After teaching QuickBooks all day, it was dusk. The sun was going down, the landmarks–those romantic gates cut in old stone walls–were lit up. Buildings too, they were all lit up. Light, playful light, shone on churches. Light shone on old homes converted into hotels (like the Manoir d’Auteil where I was staying), light shone on statues, carvings, walkways.
And the air too. It was crisp, it was cold. Not uncomfortably so, nothing distressing.
And that’s when it hit me. As much as I love Québec, can it even be better when it’s cold? Is it better when the sun sets in the early evening, and rises later in the day? Is Québec more memorable in the late fall when everything is lit up and there’s a nip in the air? Is it better at this time of year because (let’s face it) there are less people walking its beautiful, historic streets?
You know what? I think it is. I think Québec is better when it’s cold.
You walk quickly–you want to warm up. But you can’t help but pause and admire this old house, that beautiful church. Everything lit up.

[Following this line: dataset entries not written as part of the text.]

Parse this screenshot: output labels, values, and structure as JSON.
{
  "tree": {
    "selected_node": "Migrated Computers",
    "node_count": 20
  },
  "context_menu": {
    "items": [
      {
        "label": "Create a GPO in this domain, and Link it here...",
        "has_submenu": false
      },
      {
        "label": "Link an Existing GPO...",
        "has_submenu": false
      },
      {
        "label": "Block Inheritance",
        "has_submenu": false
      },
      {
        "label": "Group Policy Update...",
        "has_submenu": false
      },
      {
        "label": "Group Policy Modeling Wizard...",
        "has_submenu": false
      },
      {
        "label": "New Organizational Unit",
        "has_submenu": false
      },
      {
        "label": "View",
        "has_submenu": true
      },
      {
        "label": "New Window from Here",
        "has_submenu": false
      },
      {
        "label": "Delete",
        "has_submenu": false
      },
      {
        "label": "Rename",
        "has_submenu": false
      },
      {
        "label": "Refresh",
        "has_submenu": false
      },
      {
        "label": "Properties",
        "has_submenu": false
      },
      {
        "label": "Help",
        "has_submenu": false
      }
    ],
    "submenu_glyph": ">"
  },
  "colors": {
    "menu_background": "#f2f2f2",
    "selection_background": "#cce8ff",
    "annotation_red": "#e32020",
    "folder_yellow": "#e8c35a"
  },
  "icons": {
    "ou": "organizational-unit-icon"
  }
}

There’s some kind of va et viens. There’s an anomaly, a contradiction in terms. It’s cold, you want to hurry and get indoors. But it’s too beautiful and you linger a little bit, talking in the sights. And when you finally do get inside, a cosy little restaurant, and you sip that single malt–pour me réchauffer–you tell the waiter, well even that first sip is made more vivid.
Hmm, maybe it’s true, maybe it really is so. Yeah, I do think it’s true. Québec is better when it’s cold.